In my life it was the birds that kept me going. Since Ricky’s last Day of Ascension anniversary I traveled to the Eastern Shore of Virginia and Maryland. I drove up to Cape Cod,; Massachusetts Leelanau, Michigan,; Tucson, Arizona,; Boulder, Colorado. In all of these places at destination as well as along the way I birded. And those birds carried me.

[Birds] represent the Afterlife. Many have reported that a cardinal appears just before or after a death. Or that a cardinal frequently visits or shows up in dreams after the loss of a loved one.

Ragan, Lyn. Signs From The Afterlife: Identifying Gifts From The Other Side


And on this trip to Gulf Islands National Seashore, which is a four hour drive from Starkville, MS (my new home since July 2022) I saw some amazing birds:

Black Skimmers on Biloxi Beach
Great Blue Heron on Biloxi Beach
Brown Pelican on Biloxi Beach
Rock Pigeons at the Public Access Beach in Ocean Springs, MS.
Black Skimmers

THOSE WHO STAYED

The people who stayed and supported beyond the two months after bereavement. This is a hard subject because I truly believe people do not intend to hurt grievers by their inaction. I listened to an insightful podcast yesterday where Kamea Chayne was in conversation with Mia Birdsong. Birdsong talked about numbing in grief. Where people detach from the emotional pain in an order to not feel. But the reality of numbing is that the effect manifests in not having empathy enough for those us grievers who choose to feel our feelings and perform rituals in service to making meaning of our pain. To make meaning of our pain is important. It forces us to remember our Loved Ones who have passed on. It makes us learn how to tend to our grief, rather than excise it.

Tend to her wounds. Be hospitable to her. Her message is dire: that there is more to the world we take for granted.”

In the past year people and organizations have committed to remembering my son.

Herbert T. Weston, Jr. and Marian S. Weston Foundation in Nebraska donated $5000.00 to my son’s Memorial Scholarship Fund. The fund is now at $14,500.

My friends Matt Gold and Lauren Klein, editors of an upcoming volume in which I am a co-author(w friends Nishani Frazier and Hilary Green) will donate all royalties from the sale of Debates in the Digital Humanities 2023 to my son’s Memorial Scholarship Fund.

Page proofs of the future volume

A good friend, Raquel Bryant wrote a song dedicated to Ricky for me.

lyrics by Raquel Bryant

And as far away as Bristol, England my friend Noreen Masud lit a candle at a Roman Catholic church in memory of my son.

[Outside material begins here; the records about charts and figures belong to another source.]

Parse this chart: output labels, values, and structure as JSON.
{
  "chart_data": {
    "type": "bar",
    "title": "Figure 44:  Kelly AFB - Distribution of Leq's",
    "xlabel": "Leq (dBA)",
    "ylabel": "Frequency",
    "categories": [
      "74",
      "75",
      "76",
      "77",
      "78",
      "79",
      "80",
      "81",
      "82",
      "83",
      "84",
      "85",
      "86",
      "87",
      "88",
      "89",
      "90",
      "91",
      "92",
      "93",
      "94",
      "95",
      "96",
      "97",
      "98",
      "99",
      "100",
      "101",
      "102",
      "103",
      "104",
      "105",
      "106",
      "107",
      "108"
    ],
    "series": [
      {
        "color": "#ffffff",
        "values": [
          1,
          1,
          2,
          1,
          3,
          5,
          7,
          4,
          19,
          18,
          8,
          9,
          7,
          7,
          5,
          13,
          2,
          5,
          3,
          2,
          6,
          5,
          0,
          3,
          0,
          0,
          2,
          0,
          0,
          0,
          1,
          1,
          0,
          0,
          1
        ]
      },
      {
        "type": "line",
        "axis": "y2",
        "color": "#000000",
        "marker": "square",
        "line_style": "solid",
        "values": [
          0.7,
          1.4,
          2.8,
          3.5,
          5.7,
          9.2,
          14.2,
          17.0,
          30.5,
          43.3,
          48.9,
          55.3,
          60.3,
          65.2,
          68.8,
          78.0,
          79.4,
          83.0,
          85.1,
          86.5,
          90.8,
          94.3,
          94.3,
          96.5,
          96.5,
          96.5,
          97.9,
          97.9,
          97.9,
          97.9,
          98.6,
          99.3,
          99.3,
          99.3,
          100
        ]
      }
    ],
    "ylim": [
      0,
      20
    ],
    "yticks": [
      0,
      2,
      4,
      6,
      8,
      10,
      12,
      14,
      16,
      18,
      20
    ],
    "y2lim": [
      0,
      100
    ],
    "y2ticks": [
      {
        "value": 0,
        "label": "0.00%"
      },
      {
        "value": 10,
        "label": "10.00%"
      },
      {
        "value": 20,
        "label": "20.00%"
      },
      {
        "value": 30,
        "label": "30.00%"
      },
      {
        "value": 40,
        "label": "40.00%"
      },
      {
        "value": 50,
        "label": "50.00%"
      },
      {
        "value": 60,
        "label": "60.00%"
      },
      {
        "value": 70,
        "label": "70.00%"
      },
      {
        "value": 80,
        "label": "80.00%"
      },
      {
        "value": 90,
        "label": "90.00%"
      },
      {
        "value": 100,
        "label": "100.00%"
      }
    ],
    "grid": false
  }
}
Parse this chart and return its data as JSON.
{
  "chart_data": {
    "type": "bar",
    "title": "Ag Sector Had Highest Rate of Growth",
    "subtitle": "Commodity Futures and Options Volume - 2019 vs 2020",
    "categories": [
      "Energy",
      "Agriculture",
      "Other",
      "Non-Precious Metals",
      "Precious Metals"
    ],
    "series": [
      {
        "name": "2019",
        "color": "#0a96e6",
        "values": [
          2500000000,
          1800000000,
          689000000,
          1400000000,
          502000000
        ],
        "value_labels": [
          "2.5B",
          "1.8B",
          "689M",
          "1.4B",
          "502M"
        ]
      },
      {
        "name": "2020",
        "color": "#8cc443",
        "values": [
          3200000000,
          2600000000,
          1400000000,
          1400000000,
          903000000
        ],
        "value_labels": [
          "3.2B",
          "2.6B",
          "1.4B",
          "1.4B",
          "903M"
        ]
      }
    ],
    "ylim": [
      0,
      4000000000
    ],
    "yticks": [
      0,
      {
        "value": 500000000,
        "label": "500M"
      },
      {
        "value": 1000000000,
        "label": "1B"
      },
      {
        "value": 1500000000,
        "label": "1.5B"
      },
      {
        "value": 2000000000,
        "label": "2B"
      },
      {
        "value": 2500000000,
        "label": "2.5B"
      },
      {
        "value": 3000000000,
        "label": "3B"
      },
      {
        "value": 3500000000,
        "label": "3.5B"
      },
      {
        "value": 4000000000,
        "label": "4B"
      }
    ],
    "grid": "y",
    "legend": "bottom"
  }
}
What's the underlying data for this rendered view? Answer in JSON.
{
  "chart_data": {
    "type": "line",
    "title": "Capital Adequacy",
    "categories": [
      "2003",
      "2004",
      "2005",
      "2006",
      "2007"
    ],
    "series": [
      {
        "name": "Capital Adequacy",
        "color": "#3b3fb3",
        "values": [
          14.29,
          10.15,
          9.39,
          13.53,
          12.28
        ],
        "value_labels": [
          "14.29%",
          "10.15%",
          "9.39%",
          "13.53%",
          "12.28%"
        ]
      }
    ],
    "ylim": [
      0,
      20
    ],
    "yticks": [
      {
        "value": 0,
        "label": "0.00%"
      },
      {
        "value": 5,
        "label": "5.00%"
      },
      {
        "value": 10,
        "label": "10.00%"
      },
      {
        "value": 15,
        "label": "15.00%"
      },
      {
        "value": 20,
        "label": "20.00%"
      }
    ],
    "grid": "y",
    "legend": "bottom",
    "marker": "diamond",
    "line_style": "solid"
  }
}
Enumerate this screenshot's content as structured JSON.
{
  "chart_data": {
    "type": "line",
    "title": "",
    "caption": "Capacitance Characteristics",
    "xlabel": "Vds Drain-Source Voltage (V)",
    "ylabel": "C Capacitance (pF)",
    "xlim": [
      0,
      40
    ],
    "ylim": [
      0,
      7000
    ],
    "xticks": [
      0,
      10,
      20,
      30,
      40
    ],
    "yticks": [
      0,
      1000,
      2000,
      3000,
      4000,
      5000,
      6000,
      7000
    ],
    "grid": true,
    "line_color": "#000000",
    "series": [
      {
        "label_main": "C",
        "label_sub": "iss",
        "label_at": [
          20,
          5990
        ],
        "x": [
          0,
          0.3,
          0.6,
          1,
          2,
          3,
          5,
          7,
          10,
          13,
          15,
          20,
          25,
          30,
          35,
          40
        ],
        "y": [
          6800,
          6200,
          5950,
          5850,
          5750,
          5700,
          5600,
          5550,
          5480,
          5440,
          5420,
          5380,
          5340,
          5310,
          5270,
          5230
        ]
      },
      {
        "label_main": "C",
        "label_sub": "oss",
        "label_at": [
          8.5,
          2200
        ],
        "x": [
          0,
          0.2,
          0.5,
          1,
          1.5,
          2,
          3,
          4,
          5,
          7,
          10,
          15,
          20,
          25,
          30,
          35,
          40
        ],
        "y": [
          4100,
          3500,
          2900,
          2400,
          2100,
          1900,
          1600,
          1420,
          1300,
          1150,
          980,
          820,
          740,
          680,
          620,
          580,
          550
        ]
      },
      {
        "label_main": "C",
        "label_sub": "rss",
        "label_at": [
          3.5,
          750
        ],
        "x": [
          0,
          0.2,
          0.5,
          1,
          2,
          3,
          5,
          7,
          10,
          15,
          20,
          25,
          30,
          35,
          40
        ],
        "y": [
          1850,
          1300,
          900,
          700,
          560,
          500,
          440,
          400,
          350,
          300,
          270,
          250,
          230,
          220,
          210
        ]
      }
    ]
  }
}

A candle lit for Ricky in Bristol, England

It goes without saying that everyone who supported me in the past year has indirectly supported my purpose to affirm my son’s legacy. If I am well, I can do my purpose. When I am not well, I am in despair. I am grateful that my days of despairing over the past year are less than my days of feeling determined and steadfast in my purpose.

I love you my son. I love you Ricky. I am proud of you. And as long as I live, I will do good works in your name to lift up others: helping those in need, supporting the environment, and teaching tolerance.

“the death of the body and the brain are not the end of consciousness, that human experience continues beyond the grave. More important, it continues under the gaze of a God who loves and cares about each one of us and about where the universe itself and all the beings within it are ultimately going.”